Detail from the Cambridge Songs manuscript leaf that was stolen from and then recovered by Cambridge University Library.
The language of music is universal, but can be lost over time.
After a 20-year reconstruction effort, a researcher and a performer of medieval music have brought “lost” songs from the Middle Ages back to life.
The “Songs of Consolation” were recently performed at the University of Cambridgein the United Kingdom. Reconstructed from “neumes” (medieval symbols used to represent musical notation), the tunes accompanied poems from Roman philosopher Boethius’ magnum opus, “The Consolation of Philosophy.” [4 Unusual Ways Music Can Tune Up the Brain]

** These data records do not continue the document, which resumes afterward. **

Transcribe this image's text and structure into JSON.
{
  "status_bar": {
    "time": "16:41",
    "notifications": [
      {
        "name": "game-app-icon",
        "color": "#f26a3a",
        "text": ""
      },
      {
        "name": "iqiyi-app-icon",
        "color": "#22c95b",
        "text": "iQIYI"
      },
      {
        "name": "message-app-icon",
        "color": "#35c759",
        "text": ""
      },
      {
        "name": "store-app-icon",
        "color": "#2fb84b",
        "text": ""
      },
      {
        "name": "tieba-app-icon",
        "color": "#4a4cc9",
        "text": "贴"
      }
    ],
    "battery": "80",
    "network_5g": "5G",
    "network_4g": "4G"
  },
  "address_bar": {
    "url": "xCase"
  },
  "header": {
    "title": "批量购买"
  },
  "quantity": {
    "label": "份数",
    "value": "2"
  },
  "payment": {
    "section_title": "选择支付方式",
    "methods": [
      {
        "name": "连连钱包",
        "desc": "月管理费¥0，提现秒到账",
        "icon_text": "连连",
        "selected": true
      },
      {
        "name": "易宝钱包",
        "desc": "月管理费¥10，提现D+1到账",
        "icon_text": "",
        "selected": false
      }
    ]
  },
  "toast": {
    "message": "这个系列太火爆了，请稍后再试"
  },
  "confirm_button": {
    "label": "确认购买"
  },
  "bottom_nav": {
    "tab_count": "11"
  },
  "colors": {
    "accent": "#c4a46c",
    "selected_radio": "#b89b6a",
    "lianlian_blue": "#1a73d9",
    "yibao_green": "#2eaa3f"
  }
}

Two decades may seem like extensive research for a concert, but performing ancient works does not simply mean reading and playing sheet music.
A millennium ago, music was written in melodic outlines and not the modern “notes” that musicians rely on today. Music in medieval times was then shared through aural traditions and musicians’ memories. Since these traditions died out hundreds of years ago, it is nearly impossible to decipher music from this era, because the pitches are unknown, experts have said.
Sam Barrett, a senior lecturer in music at the University of Cambridge, spent the past 20 years painstakingly identifying the musical techniques and melodies for “Songs of Consolation.” He then worked with Benjamin Bagby, a member of Sequentia, a group of performers who have built a working memory of medieval song. Together, the two tested theories of the music with practical accompaniment.
“Ben tries out various possibilities, and I react to them — and vice versa,” Barrett said in a statement. “When I see him working through the options that an 11th-century person had, it’s genuinely sensational; at times you just think, ‘that’s it!’ He brings the human side to the intellectual puzzle I was trying to solve during years of continual frustration.”
The researchers faced one major hurdle in their reconstruction project: a missing page from an 11th-century manuscript called “Cambridge Songs,” the final part of an anthology of Latin text. The lost page included vital notations used to understand the musical principles of the era.
Barrett said the notations allowed him and Bagby to “achieve a critical mass” that may have been impossible without that puzzle piece.
“There have been times while I’ve been working on this that I have thought I’m in the 11th century, when the music has been so close it was almost touchable,” Barrett said.